Das Benediktinerstift und die Mariahilf-Kapelle am Mondsee

In der Pfarrkirche des uralten Benediktinerstiftes schauen vom Hochalter fünf teils sitzende, teils liegende Skelette in das Schiff. Man könnte glauben, es werde hier ein Gott verehrt, dem Menschen zum Opfer fallen. Der schöne gotische Bau ist durch die wüste Pracht des Zopfes verunstaltet. Das Benediktinerstift, einst von Utilo, Bojariae duce, gestiftet, ist ein fürstliches Schloß. Ich habe einen dicken Sammelband vor mir, in welchem Chroniken, Dokumente, Predigten, die sich sämtlich auf Mondsee beziehen, in lehrreicher Folge vereinigt sind. Man sieht aus einer dieser Abhandlungen die Absicht des Gründers.

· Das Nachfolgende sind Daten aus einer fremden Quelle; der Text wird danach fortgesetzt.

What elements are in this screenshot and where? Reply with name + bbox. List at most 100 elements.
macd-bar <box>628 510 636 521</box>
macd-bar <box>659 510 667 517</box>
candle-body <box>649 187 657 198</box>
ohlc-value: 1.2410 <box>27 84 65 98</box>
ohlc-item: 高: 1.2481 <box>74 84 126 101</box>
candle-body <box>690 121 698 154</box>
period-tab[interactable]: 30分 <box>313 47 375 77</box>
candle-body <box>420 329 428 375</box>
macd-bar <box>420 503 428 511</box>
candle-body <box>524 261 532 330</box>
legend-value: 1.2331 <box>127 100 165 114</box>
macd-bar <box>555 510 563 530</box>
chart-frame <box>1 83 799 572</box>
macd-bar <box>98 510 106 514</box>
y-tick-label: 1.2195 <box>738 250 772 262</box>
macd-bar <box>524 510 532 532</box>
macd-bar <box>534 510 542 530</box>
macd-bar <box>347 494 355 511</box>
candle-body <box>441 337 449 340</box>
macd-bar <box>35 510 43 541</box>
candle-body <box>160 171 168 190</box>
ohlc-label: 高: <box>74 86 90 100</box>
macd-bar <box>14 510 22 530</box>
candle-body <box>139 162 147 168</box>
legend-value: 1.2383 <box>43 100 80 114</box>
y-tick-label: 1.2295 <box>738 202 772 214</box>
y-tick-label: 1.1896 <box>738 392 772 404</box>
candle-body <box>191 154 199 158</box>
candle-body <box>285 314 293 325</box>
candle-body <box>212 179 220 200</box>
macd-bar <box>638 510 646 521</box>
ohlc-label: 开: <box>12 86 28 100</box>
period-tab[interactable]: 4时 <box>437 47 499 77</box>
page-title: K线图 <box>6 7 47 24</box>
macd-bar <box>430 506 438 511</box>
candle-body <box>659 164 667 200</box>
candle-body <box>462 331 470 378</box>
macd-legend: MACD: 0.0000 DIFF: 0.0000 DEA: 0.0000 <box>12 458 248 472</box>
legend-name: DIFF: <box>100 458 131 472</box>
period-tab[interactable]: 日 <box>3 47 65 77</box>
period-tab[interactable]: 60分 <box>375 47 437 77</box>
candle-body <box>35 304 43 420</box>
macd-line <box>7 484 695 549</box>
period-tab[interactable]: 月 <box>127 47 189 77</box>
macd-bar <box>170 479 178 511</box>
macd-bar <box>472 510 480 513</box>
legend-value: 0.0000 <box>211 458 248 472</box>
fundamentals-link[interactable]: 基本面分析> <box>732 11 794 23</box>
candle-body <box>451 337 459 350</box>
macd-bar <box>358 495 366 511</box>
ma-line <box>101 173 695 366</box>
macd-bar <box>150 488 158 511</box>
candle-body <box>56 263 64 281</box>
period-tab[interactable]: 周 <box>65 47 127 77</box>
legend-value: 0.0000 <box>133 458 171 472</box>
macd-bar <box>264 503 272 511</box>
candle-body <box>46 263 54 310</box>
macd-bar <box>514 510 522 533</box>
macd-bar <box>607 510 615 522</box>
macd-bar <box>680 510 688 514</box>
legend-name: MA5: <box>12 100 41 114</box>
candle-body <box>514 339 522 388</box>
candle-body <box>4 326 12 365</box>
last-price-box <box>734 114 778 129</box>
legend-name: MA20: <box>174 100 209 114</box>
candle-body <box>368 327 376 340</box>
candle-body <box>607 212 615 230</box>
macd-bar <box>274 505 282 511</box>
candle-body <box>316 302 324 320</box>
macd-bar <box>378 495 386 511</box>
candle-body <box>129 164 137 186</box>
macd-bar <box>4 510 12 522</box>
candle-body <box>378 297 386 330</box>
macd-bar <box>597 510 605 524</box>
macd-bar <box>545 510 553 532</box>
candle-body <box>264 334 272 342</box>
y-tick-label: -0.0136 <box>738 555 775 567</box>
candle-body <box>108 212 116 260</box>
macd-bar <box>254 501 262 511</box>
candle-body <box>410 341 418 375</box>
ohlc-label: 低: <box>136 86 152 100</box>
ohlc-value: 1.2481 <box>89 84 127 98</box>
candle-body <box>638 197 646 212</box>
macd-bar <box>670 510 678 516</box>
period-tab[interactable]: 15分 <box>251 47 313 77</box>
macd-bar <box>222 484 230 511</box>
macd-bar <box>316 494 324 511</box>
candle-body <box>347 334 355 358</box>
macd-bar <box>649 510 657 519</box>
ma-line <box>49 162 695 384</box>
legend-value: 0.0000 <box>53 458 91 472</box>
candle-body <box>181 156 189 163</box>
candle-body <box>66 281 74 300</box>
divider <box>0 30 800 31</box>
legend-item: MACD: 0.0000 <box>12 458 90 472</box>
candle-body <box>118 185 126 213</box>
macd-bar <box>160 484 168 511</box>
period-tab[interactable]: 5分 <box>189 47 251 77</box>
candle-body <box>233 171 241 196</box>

Der mehrere Teil Deutschlands, und unter diesem auch das Noricum Ripense, war mit abergläubischen Gebräuchen, so nach dem Heidentum schmeckten, oder wohl gar mit einer großen Anzahl schwarzer Irrgeister angefüllt, denen die unglückseligen Inwohnern als Götter opferten. Die zauberischen Alraunen, welche noch in den Bergklüften verborgen steckten, verursachten größeren Schaden, als die Basilisken, da sie die Seelen nicht minder als die Leiber unserer Voreltern vergifteten. Auch ein lateinisches allegorisches Drama über des Stiftes Geschichte finde ich darin. Ich könnte viel Seltsames aus dem alten Wust zu Tag fördern, aber ich bin ein Spaziergänger in der umgebenden Welt und habe an alten Historien, die schon irgendwo gedruckt stehen, gar keine Freude.

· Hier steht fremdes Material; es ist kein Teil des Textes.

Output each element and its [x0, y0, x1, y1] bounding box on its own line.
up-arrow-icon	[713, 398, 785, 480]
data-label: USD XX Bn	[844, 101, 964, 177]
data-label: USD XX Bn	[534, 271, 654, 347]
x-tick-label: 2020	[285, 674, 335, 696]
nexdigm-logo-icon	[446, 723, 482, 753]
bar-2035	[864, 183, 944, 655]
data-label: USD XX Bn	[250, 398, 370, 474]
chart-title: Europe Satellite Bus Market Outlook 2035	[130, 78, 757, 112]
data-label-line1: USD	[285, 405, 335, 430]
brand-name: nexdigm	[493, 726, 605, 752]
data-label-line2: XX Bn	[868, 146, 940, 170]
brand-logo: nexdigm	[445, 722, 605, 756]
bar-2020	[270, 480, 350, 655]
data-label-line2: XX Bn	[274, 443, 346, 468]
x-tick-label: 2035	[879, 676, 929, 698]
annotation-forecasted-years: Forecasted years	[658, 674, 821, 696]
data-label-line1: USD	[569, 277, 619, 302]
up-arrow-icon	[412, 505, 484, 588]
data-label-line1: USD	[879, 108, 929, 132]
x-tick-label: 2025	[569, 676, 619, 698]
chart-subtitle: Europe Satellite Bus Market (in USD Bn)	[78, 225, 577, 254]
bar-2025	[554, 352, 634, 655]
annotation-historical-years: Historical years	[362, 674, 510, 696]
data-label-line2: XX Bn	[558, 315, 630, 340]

Daneben zieht sich ein Weg in leichtem Ansteig nach der Mariahilf-Kapelle hinauf. Dort steht eine große Linde, die in allen Reisehandbüchern genannt wird, weil man in ihrem Schatten eine anmutige Fernsicht genießt.

Mehr berühmt im Volke ist aber die Kapelle. Hunderte von Votivbildern bezeugen es. Das Gnadenbild steht in einigem Zusammenhang mit dem Baderhaus dort hinter dem Schloßgarten, indem es sich aus unbekannten Gründen schon mehrmals in dessen Brunnen auffinden ließ. Der Zudrang der Landbewohner ist ein großer - die Honorationen des Marktes dagegen besuchen häufiger die unmittelbar daneben stehende gedeckte Kegelbahn.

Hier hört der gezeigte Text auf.